According to the survey, 2/10 newborns may be hungry 2023
Nearly two of every ten infants and toddlers in India are at risk of going an entire day without eating, according to a study that also reveals that this measure of food insecurity has hardly changed since 2016.
The percentage of children aged six to twenty-three months who had not consumed any food with substantial caloric content for at least one day increased from 17.2% in 2016 to 17.7% in 2021, according to a study.
The statistics showed something unexpected: six- to 23-month-olds went 24 hours without food. SV Subramanian
Researchers who extracted data from the Union health ministry’s nationwide family health surveys have generated India’s first estimates for the prevalence of “zero-food” children, highlighting the need to redesign food policies in order to reach the most vulnerable households.
The study was conducted by S.V. Subramanian, a professor of population health at the Harvard School of Public Health. “The data contained something unusual and unexpected — we do not expect young infants between six months and 23 months to go 24 hours without eating,” he said.
“We do not know the duration of deprivation for each sampled child; this is a limitation of the data. However, we would expect a child to receive at least some sustenance for an entire day,” Subramanian explained. The absence indicates acute food shortage.
In at least 20 states, zero-food prevalence rates decreased between 2016 and 2021. However, increases in others, such as significant increases of 10 percentage points in Uttar Pradesh and 12.9 percentage points in Chhattisgarh, have offset these gains, resulting in an increase in the national average.
Conventionally, India’s progress against malnutrition has been measured by decreases in the prevalence of child stunting and atrophy.
Wasting measures weight forage, while stunting measures height for age. Both are considered proxies for malnutrition.
As evidence of increases in child nutrition, the Centre cited the National Family Health Surveys of 2015-16 and 2019-21, which revealed a decline in stunting from 38.4% to 35.5% and in wasting from 21% to 19.9%.
However, Subramanian and his associates examined the survey data in search of a direct measure of food consumption. The surveys, which sampled over 600,000 households, asked what foods infants aged six to twenty-three months had consumed in the previous twenty-four hours.
In both the 2016 and 2021 surveys, respondents were asked whether they had consumed a variety of solid and liquid substances as a child. A child who answered “no” to all food-related inquiries received no sustenance in the previous 24 hours.
In India, an estimated 5.9 million infants aged six to twenty-three months will be without sustenance in 2021, according to the analysis. Assam had the highest prevalence of zero-food minors (27.4%), followed by Chhattisgarh (24.6%), Jharkhand (21%), Rajasthan (19.8%), and Uttar Pradesh (27.4%). (19.4 per cent).
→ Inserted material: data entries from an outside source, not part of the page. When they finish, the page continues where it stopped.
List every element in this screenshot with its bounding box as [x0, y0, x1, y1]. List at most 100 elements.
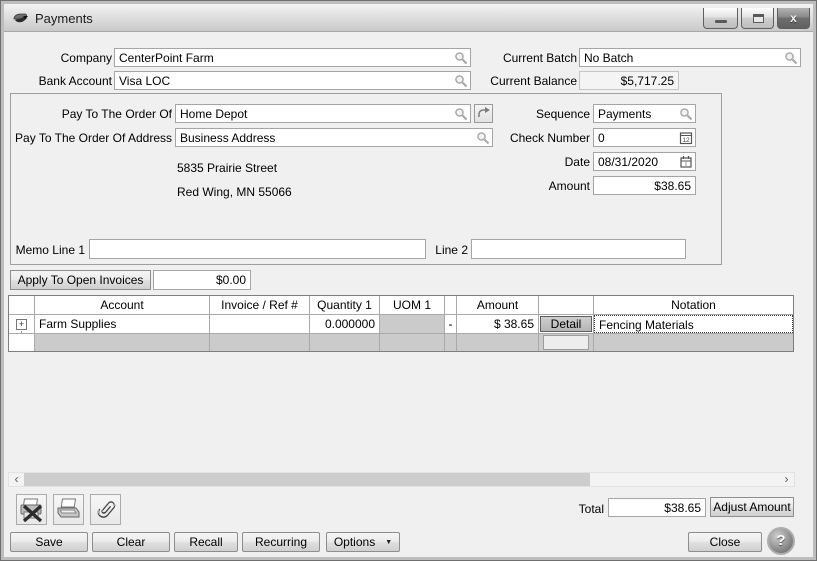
sequence-lookup-icon[interactable] [679, 107, 693, 121]
apply-amount-field: $0.00 [153, 270, 251, 290]
printer-icon [54, 495, 83, 524]
apply-open-invoices-button[interactable]: Apply To Open Invoices [10, 270, 151, 290]
close-button[interactable]: Close [688, 532, 762, 552]
address-line-2: Red Wing, MN 55066 [177, 185, 292, 199]
row-dotted-line [21, 331, 22, 333]
notation-value: Fencing Materials [594, 315, 793, 333]
options-label: Options [334, 535, 375, 549]
address-line-1: 5835 Prairie Street [177, 161, 277, 175]
close-icon: x [778, 11, 809, 25]
adjust-amount-button[interactable]: Adjust Amount [710, 497, 794, 517]
current-batch-field[interactable]: No Batch [579, 48, 801, 67]
scroll-left-icon[interactable]: ‹ [9, 473, 24, 486]
bank-account-label: Bank Account [39, 72, 112, 90]
options-button[interactable]: Options ▼ [326, 532, 400, 552]
pay-to-lookup-icon[interactable] [454, 107, 468, 121]
header-quantity: Quantity 1 [309, 296, 379, 314]
current-batch-lookup-icon[interactable] [784, 51, 798, 65]
amount-cell[interactable]: $ 38.65 [456, 315, 538, 333]
check-number-value: 0 [598, 131, 605, 145]
recurring-button[interactable]: Recurring [242, 532, 320, 552]
pay-to-address-label: Pay To The Order Of Address [15, 129, 172, 147]
check-number-field[interactable]: 0 12 [593, 128, 696, 147]
date-label: Date [565, 153, 590, 171]
invoice-cell [209, 334, 309, 351]
pay-to-field[interactable]: Home Depot [175, 104, 471, 123]
current-balance-label: Current Balance [490, 72, 577, 90]
amount-field[interactable]: $38.65 [593, 176, 696, 195]
memo-line1-label: Memo Line 1 [16, 241, 85, 259]
window-title: Payments [35, 11, 93, 26]
company-lookup-icon[interactable] [454, 51, 468, 65]
minimize-icon [715, 20, 727, 23]
header-uom: UOM 1 [379, 296, 444, 314]
clear-button[interactable]: Clear [92, 532, 170, 552]
paperclip-icon [91, 495, 120, 524]
bank-account-lookup-icon[interactable] [454, 74, 468, 88]
uom-cell [379, 334, 444, 351]
account-cell [34, 334, 209, 351]
expand-row-icon[interactable]: + [16, 319, 27, 330]
current-balance-field: $5,717.25 [579, 71, 679, 90]
detail-button[interactable]: Detail [540, 316, 592, 332]
grid-header-row: Account Invoice / Ref # Quantity 1 UOM 1… [9, 296, 793, 314]
curved-arrow-icon [475, 105, 492, 122]
current-batch-label: Current Batch [503, 49, 577, 67]
bank-account-field[interactable]: Visa LOC [114, 71, 471, 90]
memo-line2-field[interactable] [471, 239, 686, 259]
table-row-empty [9, 333, 793, 351]
attachments-button[interactable] [90, 494, 121, 525]
quantity-cell[interactable]: 0.000000 [309, 315, 379, 333]
bank-account-value: Visa LOC [119, 74, 170, 88]
pay-to-label: Pay To The Order Of [62, 105, 172, 123]
sequence-label: Sequence [536, 105, 590, 123]
save-button[interactable]: Save [10, 532, 88, 552]
pay-to-address-value: Business Address [180, 131, 275, 145]
header-notation: Notation [593, 296, 793, 314]
header-detail [538, 296, 593, 314]
header-invoice: Invoice / Ref # [209, 296, 309, 314]
company-field[interactable]: CenterPoint Farm [114, 48, 471, 67]
pay-to-address-lookup-icon[interactable] [476, 131, 490, 145]
date-field[interactable]: 08/31/2020 [593, 152, 696, 171]
amount-label: Amount [549, 177, 590, 195]
notation-cell [593, 334, 793, 351]
dash-cell: - [444, 315, 456, 333]
row-header-cell[interactable] [9, 334, 34, 351]
print-button[interactable] [53, 494, 84, 525]
current-batch-value: No Batch [584, 51, 633, 65]
minimize-button[interactable] [703, 8, 738, 29]
horizontal-scrollbar[interactable]: ‹ › [8, 472, 795, 487]
scrollbar-thumb[interactable] [24, 473, 590, 486]
pay-to-value: Home Depot [180, 107, 247, 121]
payments-window: Payments x Company CenterPoint Farm Curr… [0, 0, 817, 561]
open-payee-button[interactable] [474, 104, 493, 123]
account-cell[interactable]: Farm Supplies [34, 315, 209, 333]
check-number-label: Check Number [510, 129, 590, 147]
header-account: Account [34, 296, 209, 314]
dropdown-arrow-icon: ▼ [385, 534, 392, 552]
sequence-value: Payments [598, 107, 651, 121]
company-value: CenterPoint Farm [119, 51, 214, 65]
detail-cell [538, 334, 593, 351]
invoice-cell[interactable] [209, 315, 309, 333]
payments-hand-icon [12, 10, 29, 27]
sequence-field[interactable]: Payments [593, 104, 696, 123]
notation-cell[interactable]: Fencing Materials [593, 315, 793, 333]
restore-icon [753, 14, 764, 23]
next-number-icon[interactable]: 12 [679, 131, 693, 145]
title-bar: Payments x [4, 4, 813, 32]
print-disabled-button[interactable] [16, 494, 47, 525]
restore-button[interactable] [741, 8, 774, 29]
recall-button[interactable]: Recall [174, 532, 238, 552]
calendar-icon[interactable] [679, 155, 693, 169]
pay-to-address-field[interactable]: Business Address [175, 128, 493, 147]
transaction-grid: Account Invoice / Ref # Quantity 1 UOM 1… [8, 295, 794, 352]
scroll-right-icon[interactable]: › [779, 473, 794, 486]
memo-line1-field[interactable] [89, 239, 426, 259]
help-button[interactable]: ? [767, 527, 795, 555]
detail-button-empty [543, 335, 589, 350]
quantity-cell [309, 334, 379, 351]
close-window-button[interactable]: x [777, 8, 810, 29]
row-header-cell[interactable]: + [9, 315, 34, 333]
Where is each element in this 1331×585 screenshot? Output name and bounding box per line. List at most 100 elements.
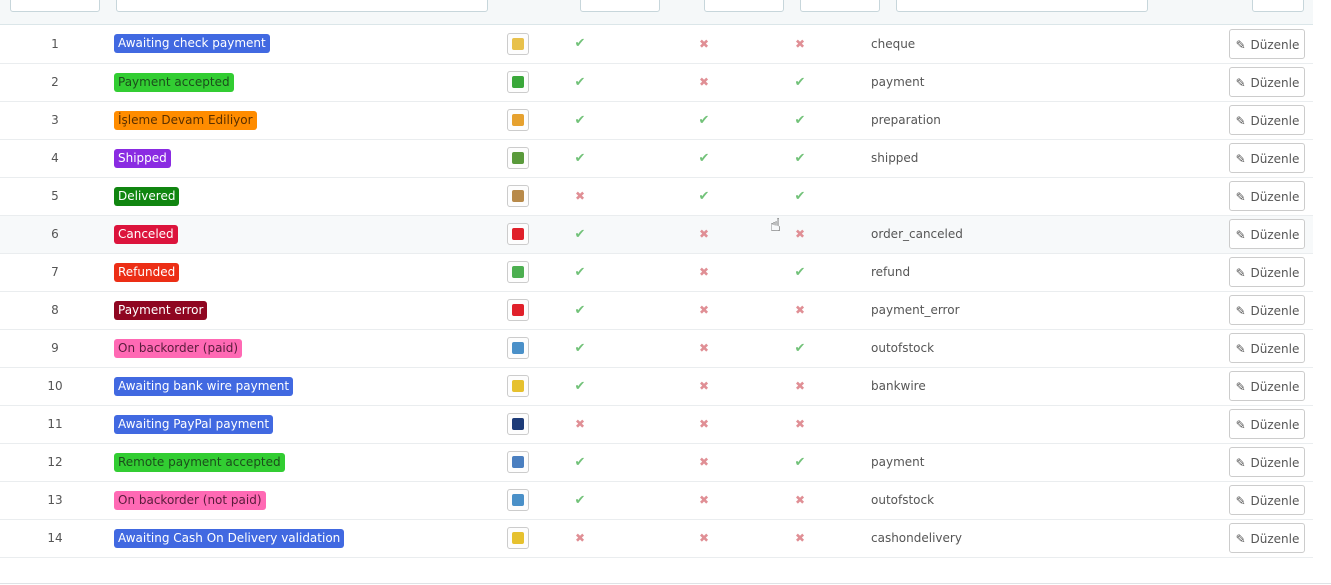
edit-label: Düzenle: [1250, 380, 1300, 394]
cross-icon[interactable]: ✖: [795, 493, 805, 507]
edit-label: Düzenle: [1250, 114, 1300, 128]
check-icon[interactable]: ✔: [575, 455, 586, 470]
table-row[interactable]: 5 Delivered ✖ ✔ ✔ ✎ Düzenle: [0, 177, 1313, 215]
check-icon[interactable]: ✔: [699, 113, 710, 128]
table-row[interactable]: 13 On backorder (not paid) ✔ ✖ ✖ outofst…: [0, 481, 1313, 519]
table-row[interactable]: 8 Payment error ✔ ✖ ✖ payment_error ✎ Dü…: [0, 291, 1313, 329]
cross-icon[interactable]: ✖: [699, 379, 709, 393]
table-row[interactable]: 11 Awaiting PayPal payment ✖ ✖ ✖ ✎ Düzen…: [0, 405, 1313, 443]
truck-icon: [507, 147, 529, 169]
status-badge: İşleme Devam Ediliyor: [114, 110, 257, 130]
filter-id-input[interactable]: [10, 0, 100, 12]
edit-label: Düzenle: [1250, 304, 1300, 318]
hand-cursor-icon: ☝: [770, 215, 781, 236]
accepted-icon: [507, 71, 529, 93]
edit-button[interactable]: ✎ Düzenle: [1229, 28, 1305, 59]
filter-template-input[interactable]: [896, 0, 1148, 12]
table-row[interactable]: 12 Remote payment accepted ✔ ✖ ✔ payment…: [0, 443, 1313, 481]
table-row[interactable]: 10 Awaiting bank wire payment ✔ ✖ ✖ bank…: [0, 367, 1313, 405]
check-icon[interactable]: ✔: [575, 36, 586, 51]
paypal-icon: [507, 413, 529, 435]
cross-icon[interactable]: ✖: [699, 265, 709, 279]
check-icon[interactable]: ✔: [575, 493, 586, 508]
table-row[interactable]: 2 Payment accepted ✔ ✖ ✔ payment ✎ Düzen…: [0, 63, 1313, 101]
edit-button[interactable]: ✎ Düzenle: [1229, 409, 1305, 439]
filter-b-select[interactable]: [704, 0, 784, 12]
check-icon[interactable]: ✔: [795, 113, 806, 128]
table-row[interactable]: 9 On backorder (paid) ✔ ✖ ✔ outofstock ✎…: [0, 329, 1313, 367]
template-name: outofstock: [871, 493, 935, 507]
cross-icon[interactable]: ✖: [699, 303, 709, 317]
edit-button[interactable]: ✎ Düzenle: [1229, 485, 1305, 515]
cross-icon[interactable]: ✖: [699, 455, 709, 469]
cross-icon[interactable]: ✖: [699, 227, 709, 241]
row-id: 3: [51, 113, 59, 127]
edit-button[interactable]: ✎ Düzenle: [1229, 447, 1305, 477]
check-icon[interactable]: ✔: [795, 341, 806, 356]
filter-search-button[interactable]: [1252, 0, 1304, 12]
status-badge: Payment accepted: [114, 72, 234, 92]
edit-button[interactable]: ✎ Düzenle: [1229, 143, 1305, 173]
order-status-table: 1 Awaiting check payment ✔ ✖ ✖ cheque ✎ …: [0, 25, 1313, 558]
cross-icon[interactable]: ✖: [795, 417, 805, 431]
check-icon[interactable]: ✔: [795, 151, 806, 166]
check-icon[interactable]: ✔: [795, 75, 806, 90]
row-id: 5: [51, 189, 59, 203]
pencil-icon: ✎: [1235, 76, 1246, 90]
check-icon[interactable]: ✔: [575, 151, 586, 166]
cross-icon[interactable]: ✖: [575, 189, 585, 203]
coins-icon: [507, 375, 529, 397]
cross-icon[interactable]: ✖: [699, 37, 709, 51]
row-id: 1: [51, 36, 59, 51]
check-icon[interactable]: ✔: [699, 151, 710, 166]
check-icon[interactable]: ✔: [575, 75, 586, 90]
template-name: cheque: [871, 36, 916, 51]
backorder-icon: [507, 489, 529, 511]
cross-icon[interactable]: ✖: [575, 417, 585, 431]
table-row[interactable]: 4 Shipped ✔ ✔ ✔ shipped ✎ Düzenle: [0, 139, 1313, 177]
check-icon[interactable]: ✔: [575, 265, 586, 280]
row-id: 7: [51, 265, 59, 279]
table-row[interactable]: 6 Canceled ✔ ✖ ✖ order_canceled ✎ Düzenl…: [0, 215, 1313, 253]
edit-button[interactable]: ✎ Düzenle: [1229, 105, 1305, 135]
edit-label: Düzenle: [1250, 532, 1300, 546]
edit-button[interactable]: ✎ Düzenle: [1229, 295, 1305, 325]
edit-button[interactable]: ✎ Düzenle: [1229, 523, 1305, 553]
check-icon[interactable]: ✔: [575, 341, 586, 356]
cross-icon[interactable]: ✖: [795, 227, 805, 241]
filter-name-input[interactable]: [116, 0, 488, 12]
filter-a-select[interactable]: [580, 0, 660, 12]
edit-label: Düzenle: [1250, 190, 1300, 204]
edit-button[interactable]: ✎ Düzenle: [1229, 181, 1305, 211]
edit-button[interactable]: ✎ Düzenle: [1229, 371, 1305, 401]
edit-button[interactable]: ✎ Düzenle: [1229, 67, 1305, 97]
filter-c-select[interactable]: [800, 0, 880, 12]
cross-icon[interactable]: ✖: [699, 341, 709, 355]
check-icon[interactable]: ✔: [795, 189, 806, 204]
check-icon[interactable]: ✔: [699, 189, 710, 204]
check-icon[interactable]: ✔: [575, 113, 586, 128]
cross-icon[interactable]: ✖: [795, 303, 805, 317]
cross-icon[interactable]: ✖: [699, 531, 709, 545]
template-name: [816, 405, 1191, 443]
cross-icon[interactable]: ✖: [699, 417, 709, 431]
cross-icon[interactable]: ✖: [699, 75, 709, 89]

Bengal is one of approximately 20 states where the prevalence of infants with no sustenance has decreased since 2016. In Bengal, the proportion decreased from 12.1% in 2016 to 7.5% in 2021. Goa experienced the greatest decline, from 18.9 percent to 5.1 percent. The findings of the investigation have just been published in eClinicalMedicine, a journal in The Lancet family.
India has multiple food and nutrition initiatives to combat child malnutrition, including one that provides children aged six months to three years with food supplements containing 500 calories and 12 to 15 grams of protein per day as take-home rations.
Subramanian stated that while the study has highlighted the need to improve such initiatives in order to reach the most socially disadvantaged households, the unexpected discovery of a substantial proportion of children with no food indicates the need to adopt direct measures of food nutrition rather than relying primarily on stunting and wasting.
According to the researchers, there is an imperative need for “precision in food policies” if India is to achieve the 2030 UN-adopted objectives of ending hunger and ensuring access to secure nutrition and sufficient food for all.